Cow’s whole Milk contains an average of 3.7% fat, 4.7% lactose, 3.2% protein (casein and its proteins serum) and 0.7% minerals (mainly calcium and phosphorus), components that primarily identify its nutritional value. However, it is also an excellent source of specific vitamins, minerals and enzymes. Recent studies show that a large part of the biological value of Milk is because its proteins are a source of bioactive peptides, which have a unique action (e.g. antihypertensive, anticoagulant, antioxidant, hypercholesterolemia).
Also, its fat Milk contains ingredients such as conjugated linoleic acid (CLA), which protect against chronic diseases. But milk is also a rich layer nutrient for many microorganisms, which can cause its deterioration. The milk, which comes from healthy animals at the time of milking, contains a few hundred germs per ml, but with its removal from the breast develops microorganisms that originate from the animal’s body, from the milking equipment and the environment in general of the cowshed.

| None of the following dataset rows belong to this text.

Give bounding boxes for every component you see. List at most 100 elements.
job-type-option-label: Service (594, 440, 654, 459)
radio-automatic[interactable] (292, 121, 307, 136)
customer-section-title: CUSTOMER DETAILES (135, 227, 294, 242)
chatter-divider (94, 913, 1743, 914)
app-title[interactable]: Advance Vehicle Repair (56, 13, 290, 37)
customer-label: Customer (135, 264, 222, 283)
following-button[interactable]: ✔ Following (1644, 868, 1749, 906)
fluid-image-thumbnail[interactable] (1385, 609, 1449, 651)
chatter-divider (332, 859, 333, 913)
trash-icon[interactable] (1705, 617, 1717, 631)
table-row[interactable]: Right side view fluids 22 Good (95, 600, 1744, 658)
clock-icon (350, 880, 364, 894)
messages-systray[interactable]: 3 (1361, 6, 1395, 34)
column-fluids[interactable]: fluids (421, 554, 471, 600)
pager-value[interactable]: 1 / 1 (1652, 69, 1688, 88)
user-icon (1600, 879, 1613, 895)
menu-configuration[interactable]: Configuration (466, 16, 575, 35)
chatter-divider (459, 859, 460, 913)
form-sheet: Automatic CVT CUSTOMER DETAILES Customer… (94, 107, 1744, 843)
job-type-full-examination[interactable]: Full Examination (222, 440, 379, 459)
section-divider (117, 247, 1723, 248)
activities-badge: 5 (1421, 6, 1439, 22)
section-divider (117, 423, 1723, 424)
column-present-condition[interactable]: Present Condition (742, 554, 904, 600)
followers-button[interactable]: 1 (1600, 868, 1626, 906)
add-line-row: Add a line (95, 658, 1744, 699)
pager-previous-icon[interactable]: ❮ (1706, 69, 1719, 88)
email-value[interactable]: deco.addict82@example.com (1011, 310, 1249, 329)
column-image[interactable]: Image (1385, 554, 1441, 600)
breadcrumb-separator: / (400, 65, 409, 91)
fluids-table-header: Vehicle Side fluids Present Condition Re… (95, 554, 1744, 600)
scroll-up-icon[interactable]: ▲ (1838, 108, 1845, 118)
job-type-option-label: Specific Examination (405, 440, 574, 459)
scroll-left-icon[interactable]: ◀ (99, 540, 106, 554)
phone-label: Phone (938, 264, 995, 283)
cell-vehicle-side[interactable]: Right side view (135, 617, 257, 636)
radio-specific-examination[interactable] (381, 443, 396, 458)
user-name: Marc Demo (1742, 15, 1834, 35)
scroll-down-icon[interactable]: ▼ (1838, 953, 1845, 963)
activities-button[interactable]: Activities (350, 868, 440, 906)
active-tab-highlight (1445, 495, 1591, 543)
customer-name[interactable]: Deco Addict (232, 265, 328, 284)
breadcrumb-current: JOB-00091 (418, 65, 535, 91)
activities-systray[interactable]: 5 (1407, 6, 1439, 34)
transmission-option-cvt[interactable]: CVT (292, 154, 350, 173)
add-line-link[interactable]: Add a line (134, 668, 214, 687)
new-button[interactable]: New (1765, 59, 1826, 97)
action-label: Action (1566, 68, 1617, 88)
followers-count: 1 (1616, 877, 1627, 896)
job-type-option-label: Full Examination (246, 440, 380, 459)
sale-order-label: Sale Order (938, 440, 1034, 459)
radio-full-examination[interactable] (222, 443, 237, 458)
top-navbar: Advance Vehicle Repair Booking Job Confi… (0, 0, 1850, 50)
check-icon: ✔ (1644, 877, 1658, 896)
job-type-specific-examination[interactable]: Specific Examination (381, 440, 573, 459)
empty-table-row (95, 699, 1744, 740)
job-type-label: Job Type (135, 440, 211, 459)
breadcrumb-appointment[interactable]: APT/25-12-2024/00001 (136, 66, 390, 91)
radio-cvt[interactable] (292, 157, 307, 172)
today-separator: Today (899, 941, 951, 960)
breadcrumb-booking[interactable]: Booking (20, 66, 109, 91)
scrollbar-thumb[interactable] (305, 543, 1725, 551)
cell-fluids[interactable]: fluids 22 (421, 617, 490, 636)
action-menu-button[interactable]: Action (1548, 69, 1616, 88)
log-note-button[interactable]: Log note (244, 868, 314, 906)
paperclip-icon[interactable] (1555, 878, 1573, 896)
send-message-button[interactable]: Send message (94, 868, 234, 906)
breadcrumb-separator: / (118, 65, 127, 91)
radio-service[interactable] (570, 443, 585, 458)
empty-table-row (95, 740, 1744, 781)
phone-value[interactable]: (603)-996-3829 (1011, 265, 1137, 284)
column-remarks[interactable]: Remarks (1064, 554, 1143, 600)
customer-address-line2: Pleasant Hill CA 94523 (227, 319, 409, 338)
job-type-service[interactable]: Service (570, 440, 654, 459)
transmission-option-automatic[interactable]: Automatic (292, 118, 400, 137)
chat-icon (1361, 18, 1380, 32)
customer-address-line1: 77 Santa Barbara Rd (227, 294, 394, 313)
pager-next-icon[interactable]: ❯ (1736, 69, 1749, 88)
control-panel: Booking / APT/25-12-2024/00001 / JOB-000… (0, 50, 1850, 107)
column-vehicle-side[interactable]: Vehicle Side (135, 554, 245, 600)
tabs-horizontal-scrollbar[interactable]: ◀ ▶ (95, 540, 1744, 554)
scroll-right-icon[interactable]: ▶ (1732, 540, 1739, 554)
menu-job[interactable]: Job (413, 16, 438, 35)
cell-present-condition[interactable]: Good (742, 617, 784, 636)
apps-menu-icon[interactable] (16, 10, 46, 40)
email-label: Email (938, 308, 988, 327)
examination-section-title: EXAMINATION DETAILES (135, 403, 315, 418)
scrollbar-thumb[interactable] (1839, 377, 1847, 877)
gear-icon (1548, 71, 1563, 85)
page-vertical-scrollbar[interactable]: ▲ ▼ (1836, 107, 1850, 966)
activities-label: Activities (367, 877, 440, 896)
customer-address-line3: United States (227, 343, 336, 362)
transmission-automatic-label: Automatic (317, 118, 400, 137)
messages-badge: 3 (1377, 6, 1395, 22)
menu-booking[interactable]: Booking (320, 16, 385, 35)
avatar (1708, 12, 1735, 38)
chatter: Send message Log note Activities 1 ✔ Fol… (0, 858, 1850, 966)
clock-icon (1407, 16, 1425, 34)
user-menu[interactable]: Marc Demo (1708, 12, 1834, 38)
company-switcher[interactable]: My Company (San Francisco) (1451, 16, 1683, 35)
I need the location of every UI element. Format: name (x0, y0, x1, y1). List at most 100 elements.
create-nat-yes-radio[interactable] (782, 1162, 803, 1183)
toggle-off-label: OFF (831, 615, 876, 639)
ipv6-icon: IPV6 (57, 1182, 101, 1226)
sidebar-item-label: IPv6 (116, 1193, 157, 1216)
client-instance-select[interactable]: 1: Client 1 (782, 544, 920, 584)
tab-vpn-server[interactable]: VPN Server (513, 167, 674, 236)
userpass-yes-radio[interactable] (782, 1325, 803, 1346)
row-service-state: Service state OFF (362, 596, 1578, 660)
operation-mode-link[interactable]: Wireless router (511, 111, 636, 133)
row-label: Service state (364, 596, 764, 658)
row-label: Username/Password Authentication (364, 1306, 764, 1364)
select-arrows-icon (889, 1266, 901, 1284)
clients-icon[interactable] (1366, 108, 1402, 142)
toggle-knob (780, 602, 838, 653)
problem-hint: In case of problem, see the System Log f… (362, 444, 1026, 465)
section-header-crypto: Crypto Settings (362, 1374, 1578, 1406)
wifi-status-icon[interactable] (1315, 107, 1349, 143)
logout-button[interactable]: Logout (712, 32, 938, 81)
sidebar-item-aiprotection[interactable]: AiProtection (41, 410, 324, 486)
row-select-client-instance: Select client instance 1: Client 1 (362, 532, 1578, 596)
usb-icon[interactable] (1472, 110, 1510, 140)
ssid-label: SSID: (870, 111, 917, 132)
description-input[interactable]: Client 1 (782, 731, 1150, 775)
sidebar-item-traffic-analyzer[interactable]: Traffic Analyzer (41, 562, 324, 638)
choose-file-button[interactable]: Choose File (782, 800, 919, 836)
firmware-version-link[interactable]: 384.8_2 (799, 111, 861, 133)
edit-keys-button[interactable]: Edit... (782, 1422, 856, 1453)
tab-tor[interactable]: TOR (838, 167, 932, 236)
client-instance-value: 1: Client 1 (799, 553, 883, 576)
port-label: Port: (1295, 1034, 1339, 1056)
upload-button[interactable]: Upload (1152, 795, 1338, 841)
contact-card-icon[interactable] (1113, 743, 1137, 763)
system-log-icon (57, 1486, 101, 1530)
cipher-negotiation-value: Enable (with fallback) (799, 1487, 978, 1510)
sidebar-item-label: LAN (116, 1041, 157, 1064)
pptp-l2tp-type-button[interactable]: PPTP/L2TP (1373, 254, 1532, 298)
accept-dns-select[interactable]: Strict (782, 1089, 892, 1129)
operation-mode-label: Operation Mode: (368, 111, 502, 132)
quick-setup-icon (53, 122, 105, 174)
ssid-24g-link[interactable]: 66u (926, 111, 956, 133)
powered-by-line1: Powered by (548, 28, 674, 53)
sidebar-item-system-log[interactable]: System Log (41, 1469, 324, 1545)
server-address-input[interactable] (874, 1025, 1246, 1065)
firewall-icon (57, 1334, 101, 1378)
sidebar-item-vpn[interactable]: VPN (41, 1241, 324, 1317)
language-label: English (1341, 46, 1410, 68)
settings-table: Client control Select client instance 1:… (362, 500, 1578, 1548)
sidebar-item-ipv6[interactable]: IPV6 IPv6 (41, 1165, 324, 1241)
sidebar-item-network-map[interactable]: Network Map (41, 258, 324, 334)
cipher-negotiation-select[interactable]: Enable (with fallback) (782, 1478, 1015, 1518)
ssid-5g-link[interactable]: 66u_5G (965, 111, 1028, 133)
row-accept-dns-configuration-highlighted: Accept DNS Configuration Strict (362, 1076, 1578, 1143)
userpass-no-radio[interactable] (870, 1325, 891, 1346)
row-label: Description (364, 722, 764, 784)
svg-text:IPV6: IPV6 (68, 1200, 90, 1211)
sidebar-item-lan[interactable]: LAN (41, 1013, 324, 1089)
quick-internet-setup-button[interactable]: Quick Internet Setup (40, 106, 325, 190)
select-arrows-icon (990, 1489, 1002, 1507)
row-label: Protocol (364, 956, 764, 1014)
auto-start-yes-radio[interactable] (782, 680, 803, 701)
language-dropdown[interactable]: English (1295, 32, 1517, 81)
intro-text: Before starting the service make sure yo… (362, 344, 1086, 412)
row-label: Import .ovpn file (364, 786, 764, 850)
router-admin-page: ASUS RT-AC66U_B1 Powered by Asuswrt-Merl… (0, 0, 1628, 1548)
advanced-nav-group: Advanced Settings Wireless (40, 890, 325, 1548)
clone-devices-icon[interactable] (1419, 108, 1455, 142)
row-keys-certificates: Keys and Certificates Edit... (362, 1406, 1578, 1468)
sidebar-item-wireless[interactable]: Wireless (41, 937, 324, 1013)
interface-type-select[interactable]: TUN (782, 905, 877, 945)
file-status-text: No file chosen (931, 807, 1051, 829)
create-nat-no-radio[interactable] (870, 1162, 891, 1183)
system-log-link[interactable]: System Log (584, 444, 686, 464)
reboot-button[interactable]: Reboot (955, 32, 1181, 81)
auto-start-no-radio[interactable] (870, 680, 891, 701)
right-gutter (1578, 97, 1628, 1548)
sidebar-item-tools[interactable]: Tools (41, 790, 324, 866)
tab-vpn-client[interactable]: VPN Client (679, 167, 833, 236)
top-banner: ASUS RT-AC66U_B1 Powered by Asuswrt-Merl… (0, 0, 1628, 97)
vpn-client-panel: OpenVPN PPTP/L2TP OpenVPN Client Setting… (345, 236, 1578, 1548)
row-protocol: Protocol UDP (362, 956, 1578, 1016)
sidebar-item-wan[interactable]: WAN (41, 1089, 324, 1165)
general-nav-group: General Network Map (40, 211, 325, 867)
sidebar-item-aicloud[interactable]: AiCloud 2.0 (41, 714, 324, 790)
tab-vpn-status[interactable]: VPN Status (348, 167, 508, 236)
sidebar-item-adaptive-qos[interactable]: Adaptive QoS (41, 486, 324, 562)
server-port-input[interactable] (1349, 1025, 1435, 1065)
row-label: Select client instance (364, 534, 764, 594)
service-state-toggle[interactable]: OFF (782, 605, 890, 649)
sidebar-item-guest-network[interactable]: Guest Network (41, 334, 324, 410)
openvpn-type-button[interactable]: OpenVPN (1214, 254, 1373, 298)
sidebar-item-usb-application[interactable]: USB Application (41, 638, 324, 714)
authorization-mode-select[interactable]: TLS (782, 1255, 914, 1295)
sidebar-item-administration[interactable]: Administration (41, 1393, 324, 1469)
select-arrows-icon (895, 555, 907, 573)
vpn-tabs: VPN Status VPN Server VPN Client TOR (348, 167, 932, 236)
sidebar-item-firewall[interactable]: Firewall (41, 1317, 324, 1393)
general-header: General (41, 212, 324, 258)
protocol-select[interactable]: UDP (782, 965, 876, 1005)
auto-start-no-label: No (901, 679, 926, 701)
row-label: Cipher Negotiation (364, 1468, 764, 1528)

It also grows microorganisms and during its handling, processing and maintenance. According to European legislation, cow’s milk intended for human consumption or processing must come from healthy animals, the total microbial of flora to be <100,000 microorganisms per ml milk and its content in somatic cells be <400,000 per ml of milk (Regulation (EC) 1662/2006). If found in the right conditions, the microorganisms in milk multiply, resulting in milk spoilage (mainly bad fat, lactose and protein).
One of the most critical factors affecting the proliferation of microorganisms in fresh milk is its storage temperature until its moment processing. It has been found to keep fresh milk at a temperature of less than 4o C slows down the proliferation of microorganisms. The raw milk, from the moment it arrives at the dairy and until it is delivered to the consumer as a finished product to what extent, undergoes the following processes:
- Purification, which is done by filtration or by the technique of clarification. When clearing, the milk is cleaned with centrifugation, and in addition, deodorization is achieved and removal of somatic cells.
- Standardization so that its main components (mainly the meet the requirements of the chemical composition as defined by law (e.g. milk lean or reduced fat content).
- Homogenization, so that the drinking milk is homogeneous appearance without fat separation on the surface
- Heat treatment so that the milk will be delivered to consumers free from pathogens and allogeneic microorganisms. Commercially the heat treatment of milk began to apply in the late 19th century, and the primary purpose was the inactivation of Mycobacterium tuberculosis, a microorganism responsible for tuberculosis, a disease scourge for the people at that time.